All I remember of that argument, really, was me storming out of his parents’ house, swearing at him, saying I hated him, and not meaning a single word of it.

I had gone home, sure that I’d ruined us, and allowed the hate to build up in my hands.

I’d snatched up a pair of scissors and hacked away at my hair and clothes, and created havoc all over; when the hate took over, I had always needed to destroy what I was before I could recreate.

But that, for the first time, had not been enough.

I’d never hated myself as much.

I forgot that I was attractive.

I forgot that it would not be hard to make myself perfect.

I hated everything about myself, I hated the skin I was in and the very fact that I was alive.

I pressed the scissors’ blade against my wrist and drew two quick lines of blood with it.

The hate faded away.

I spent a few minutes admiring the way the blood looked against my skin before tying a tourniquet around my forearm and cleaning the blood up.

-


Jack had known the next day what it was that I had done.

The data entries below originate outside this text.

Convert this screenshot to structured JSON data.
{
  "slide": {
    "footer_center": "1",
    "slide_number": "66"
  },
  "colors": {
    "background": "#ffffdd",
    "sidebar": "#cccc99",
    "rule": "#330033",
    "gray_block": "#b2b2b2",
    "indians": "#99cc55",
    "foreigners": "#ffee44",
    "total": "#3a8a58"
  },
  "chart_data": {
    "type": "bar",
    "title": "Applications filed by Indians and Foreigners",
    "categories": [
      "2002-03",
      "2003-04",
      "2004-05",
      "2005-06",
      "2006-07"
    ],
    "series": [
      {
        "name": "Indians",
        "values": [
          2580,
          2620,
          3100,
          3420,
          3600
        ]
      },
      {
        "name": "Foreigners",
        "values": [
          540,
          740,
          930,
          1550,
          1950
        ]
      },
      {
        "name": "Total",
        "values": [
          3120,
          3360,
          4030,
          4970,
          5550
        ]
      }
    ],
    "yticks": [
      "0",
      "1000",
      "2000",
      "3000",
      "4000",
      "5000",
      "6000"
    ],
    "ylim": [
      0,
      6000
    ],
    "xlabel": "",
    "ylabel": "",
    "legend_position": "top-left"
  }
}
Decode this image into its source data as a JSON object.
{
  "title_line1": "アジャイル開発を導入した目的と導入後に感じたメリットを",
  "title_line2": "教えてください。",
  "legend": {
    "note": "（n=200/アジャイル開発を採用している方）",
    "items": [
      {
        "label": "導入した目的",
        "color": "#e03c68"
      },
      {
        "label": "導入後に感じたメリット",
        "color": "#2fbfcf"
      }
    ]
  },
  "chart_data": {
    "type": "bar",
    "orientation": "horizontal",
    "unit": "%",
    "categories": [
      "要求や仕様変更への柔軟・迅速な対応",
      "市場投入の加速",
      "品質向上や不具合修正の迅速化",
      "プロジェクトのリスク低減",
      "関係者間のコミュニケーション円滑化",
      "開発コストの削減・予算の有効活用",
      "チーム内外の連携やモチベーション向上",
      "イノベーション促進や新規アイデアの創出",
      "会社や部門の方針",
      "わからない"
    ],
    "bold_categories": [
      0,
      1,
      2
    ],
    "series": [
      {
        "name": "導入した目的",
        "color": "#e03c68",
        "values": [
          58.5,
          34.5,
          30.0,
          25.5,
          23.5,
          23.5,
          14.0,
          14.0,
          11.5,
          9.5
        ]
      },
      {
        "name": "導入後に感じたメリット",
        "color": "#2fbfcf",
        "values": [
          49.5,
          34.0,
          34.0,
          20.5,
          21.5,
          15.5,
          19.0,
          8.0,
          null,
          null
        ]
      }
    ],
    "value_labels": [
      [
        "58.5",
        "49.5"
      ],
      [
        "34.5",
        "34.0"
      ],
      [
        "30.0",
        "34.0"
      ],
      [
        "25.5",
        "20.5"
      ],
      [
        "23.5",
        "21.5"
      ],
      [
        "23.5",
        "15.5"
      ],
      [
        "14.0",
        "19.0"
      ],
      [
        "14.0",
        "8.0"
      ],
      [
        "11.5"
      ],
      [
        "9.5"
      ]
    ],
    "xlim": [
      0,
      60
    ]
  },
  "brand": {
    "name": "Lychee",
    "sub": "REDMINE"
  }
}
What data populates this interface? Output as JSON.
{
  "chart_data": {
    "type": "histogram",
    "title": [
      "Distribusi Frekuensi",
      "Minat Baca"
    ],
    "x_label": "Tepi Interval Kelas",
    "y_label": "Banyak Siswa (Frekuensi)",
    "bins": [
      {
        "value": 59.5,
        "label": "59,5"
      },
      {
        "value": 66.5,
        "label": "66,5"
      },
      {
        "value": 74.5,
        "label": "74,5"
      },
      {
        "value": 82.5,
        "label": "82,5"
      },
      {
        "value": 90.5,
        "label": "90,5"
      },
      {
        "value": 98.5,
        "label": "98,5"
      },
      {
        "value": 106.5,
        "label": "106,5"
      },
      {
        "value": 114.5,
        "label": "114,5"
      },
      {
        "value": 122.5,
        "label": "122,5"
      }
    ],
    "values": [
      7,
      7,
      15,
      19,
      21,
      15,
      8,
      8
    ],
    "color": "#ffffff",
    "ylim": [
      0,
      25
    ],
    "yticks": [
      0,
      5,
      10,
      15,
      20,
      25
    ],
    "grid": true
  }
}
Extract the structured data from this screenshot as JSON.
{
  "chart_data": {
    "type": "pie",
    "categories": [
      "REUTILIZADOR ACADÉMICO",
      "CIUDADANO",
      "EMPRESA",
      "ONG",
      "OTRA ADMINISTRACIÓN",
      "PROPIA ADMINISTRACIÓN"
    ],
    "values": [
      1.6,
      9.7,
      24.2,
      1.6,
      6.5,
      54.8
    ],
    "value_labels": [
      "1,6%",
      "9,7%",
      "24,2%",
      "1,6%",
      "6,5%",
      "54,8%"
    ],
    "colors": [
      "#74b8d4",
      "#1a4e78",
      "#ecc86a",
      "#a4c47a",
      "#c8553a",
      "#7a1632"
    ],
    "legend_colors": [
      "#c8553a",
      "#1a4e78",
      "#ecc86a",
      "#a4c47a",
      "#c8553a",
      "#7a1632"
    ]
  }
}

He’d seen it in my hair, which had been long-ish and a deep mahogany but which I’d fashioned into an orange-ish pixie bob. He’d seen it in the dress I’d been wearing, one of my mother’s because most of my clothes were no longer fit for purpose.

And he’d seen it in the white bandage on my left wrist with the two red ribbons tied over them.

I’d told everyone that it was to show my support for those suffering depression, those driven to self-harm, and it was amazing how quickly they bought it.

But Jack… jack had stayed silent the whole day, until we’d gotten to his room and then he’d cried. Cried, and apologised, and cried.

That night, we’d made love.

I’d had sex before, I was by no means a virgin, but that was the first time I’d ever made love.
♠ ♠ ♠
Well lookie what we have here, two chapters in one night.